|Where:||Painswick, Gloucestershire at St.Mary's Church|
|When:||Sunday on or 1st after 19th September|
“Clypping” is derived from an Old English term meaning encirclement, and on this day the parishioners of St. Mary’s at Painwick join hands around the church exterior and dance around it singing their Clipping Hymn. It’s the patronal festival as the church is dedicated to the Blessed Virgin Mary and her nativity is celebrated at this time of year. Many churches formerly celebrated in a similar way but their customs died out; at Painswick it was revived in Victorian times but no-one knows when it first began. Clypping in this sense has nothing to do with clipping trees, though sometimes confusion has arisen because Painswick churchyard has a fine group of 99 trimmed yew trees.

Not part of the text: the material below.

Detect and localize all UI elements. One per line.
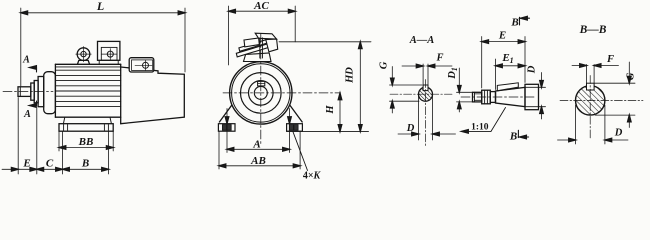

Puppy Dog Pie is served before the service but luckily these days the puppies are made of beef- there is a surely apocryphal tale about the local innkeeper serving up his dog after running out of food for travellers. The service takes place completely outdoors beginning with a procession of the celebrants around the churchyard accompanied by the Salvation Army Band, crosses and banners. Well-known hymns are sung in addition to the special Clypping Hymn; at this point the congregation join hands and dance back and forward towards the building in a motion described to me as “rather like the hokey-cokey”. The guest Preacher receives a basket of 2 Clypping Buns and after the service children receive a Bun and a coin in the church.
The Fete and Apple Day are now incorporated into an all-day celebration called Painswick Feast – arrive early if you want to sample Puppy Dog Pie (it had all gone by around 1.30 when we went – we found ourselves eyeing up a nearby Jack Russell….). The service lasts around an hour – all are welcome and the atmosphere is friendly and informal.
In 2016 it will be on Sunday 25th September.